On this date, August 2 in 1763, Johnson visited
Boswell in his chambers. The pair had first met less than three months earlier.
Boswell, thirty-one years Johnson’s junior, was flattered to be befriended by
so eminent a man. “He said, that ‘he always felt an inclination to do nothing.’
I observed, that it was strange to think that the most indolent man in Britain
had written the most laborious work, The English Dictionary.”
Johnson takes Boswell to have tea with the blind
poet Anna Williams, one of the lost souls, along with Frank Barber and Dr. Robert Levet, given a home by Johnson. Boswell says of Williams that “though under the
misfortune of having lost her sight, I found to be agreeable in conversation.”

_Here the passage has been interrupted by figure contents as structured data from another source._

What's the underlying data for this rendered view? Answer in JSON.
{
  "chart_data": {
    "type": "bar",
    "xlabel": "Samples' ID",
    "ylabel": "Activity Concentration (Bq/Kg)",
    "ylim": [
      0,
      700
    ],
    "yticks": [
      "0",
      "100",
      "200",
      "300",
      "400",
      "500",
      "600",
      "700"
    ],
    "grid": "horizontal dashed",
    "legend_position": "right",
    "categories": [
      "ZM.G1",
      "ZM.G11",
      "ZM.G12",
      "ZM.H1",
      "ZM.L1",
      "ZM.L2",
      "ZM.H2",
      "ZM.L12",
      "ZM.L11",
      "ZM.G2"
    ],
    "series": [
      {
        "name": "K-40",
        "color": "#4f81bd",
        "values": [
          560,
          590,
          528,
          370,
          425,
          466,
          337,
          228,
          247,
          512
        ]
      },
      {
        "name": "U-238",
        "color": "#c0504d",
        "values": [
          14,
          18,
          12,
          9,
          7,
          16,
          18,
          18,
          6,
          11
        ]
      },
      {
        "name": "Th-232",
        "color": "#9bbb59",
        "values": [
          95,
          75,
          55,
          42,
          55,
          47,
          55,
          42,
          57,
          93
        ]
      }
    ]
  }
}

After tea, the pair take a walk. They “sauntered a considerable time” and
Boswell writes:
“I complained to him that my love of London and of
his company was such, that I shrunk almost from the thought of going away even
to travel, which is generally so much desired by young men. He roused me by
manly and spirited conversation. He advised me, when settled in any place
abroad, to study with an eagerness after knowledge, and to apply to Greek an
hour every day; and when I was moving about, to read diligently the great book
of mankind.”
Boswell was leaving three days later for Europe, where he would continue his law studies at Utrecht University, as well as his drinking and whoring. He wouldn’t return to England or see Johnson again for two and a half years. Boswell never applied much of Johnson’s advice, but before we join the voices who dismiss him as a drunken wastrel, let’s remember he did compose one of the “great book[s] of mankind.”